Researchers are exploring the possibility of inhibiting the number of Th2 cells (allergic cells) in the lungs and increasing the number of Tregs (immune cells) by regulating a balance using intestinal flora. Intestinal probiotics can upregulate levels of Treg and regulatory dendritic cells, thereby promoting expression of regulatory cytokines TGF-β and IL-10 and reversing tumor process.
This shows that intestinal probiotics have a role in inhibiting tumorigenesis through “intestinal-pulmonary axis microecological regulation”.
It is believed that the imbalance of intestinal flora may provide a pathological cause for the occurrence of microecological lung imbalances, and probiotics are vital for maintaining the balance of intestinal flora.
Suppose this hypothesis is proven to be true. In that case, the intestinal-pulmonary micro ecological balance will become a target for lung cancer treatment, likely prolonging the survival of patients with advanced lung cancer treatment and improving their quality of life.
The Research on Microbiota Modulation
Based on the “intestinal and lung axis microecological adjustment” theory, a new therapy was studied which involved traditional platinum-containing two-drug chemotherapy. The effectiveness of the new therapy on patients with advanced NSCLC was observed.
The study collected basic information from patients and looked at the effectiveness of chemotherapy on the intestinal flora in patients with lung cancer before and after receiving chemotherapy treatment.
A total of 180 subjects were divided into the intervention group (platinum-containing dual-drug chemotherapy combined with Bifico) and control group (platinum-containing dual-drug chemotherapy)

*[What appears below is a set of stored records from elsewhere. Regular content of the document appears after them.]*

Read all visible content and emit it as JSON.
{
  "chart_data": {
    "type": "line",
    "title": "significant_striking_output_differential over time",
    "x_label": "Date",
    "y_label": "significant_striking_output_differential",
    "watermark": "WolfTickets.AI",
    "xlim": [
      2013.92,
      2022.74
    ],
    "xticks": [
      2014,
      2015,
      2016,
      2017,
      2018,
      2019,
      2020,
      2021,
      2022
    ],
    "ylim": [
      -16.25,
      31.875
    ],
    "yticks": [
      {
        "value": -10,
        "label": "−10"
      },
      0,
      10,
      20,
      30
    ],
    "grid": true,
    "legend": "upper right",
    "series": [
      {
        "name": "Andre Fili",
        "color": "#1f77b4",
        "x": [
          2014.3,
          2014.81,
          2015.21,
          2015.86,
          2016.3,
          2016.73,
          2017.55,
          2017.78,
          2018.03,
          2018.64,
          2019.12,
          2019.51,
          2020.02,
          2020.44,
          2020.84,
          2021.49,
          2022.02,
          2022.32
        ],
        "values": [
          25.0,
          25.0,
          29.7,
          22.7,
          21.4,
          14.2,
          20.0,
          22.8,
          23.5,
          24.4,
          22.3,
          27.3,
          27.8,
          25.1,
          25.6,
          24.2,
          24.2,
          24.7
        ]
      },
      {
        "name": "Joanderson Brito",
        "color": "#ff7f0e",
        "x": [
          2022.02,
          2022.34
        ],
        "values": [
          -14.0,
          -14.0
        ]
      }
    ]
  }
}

Study Results Are Still Ongoing
Research on the study is still ongoing but researchers continue to recognize the importance of the “gut-lung axis” in regulating lung cancer. They believe that intestinal flora may provide a pathological basis for the occurrence of lung micro ecological imbalances, and probiotics is an important piece for maintaining the balance of intestinal flora.
If this hypothesis is proved true, the intestinal-pulmonary micro ecological balance will become a prospect for the treatment of lung cancer, which may prolong the survival period of patients with advanced lung cancer and improve their quality of life.
This would save patients’ financial burdens on medical bills and medical resources as a whole.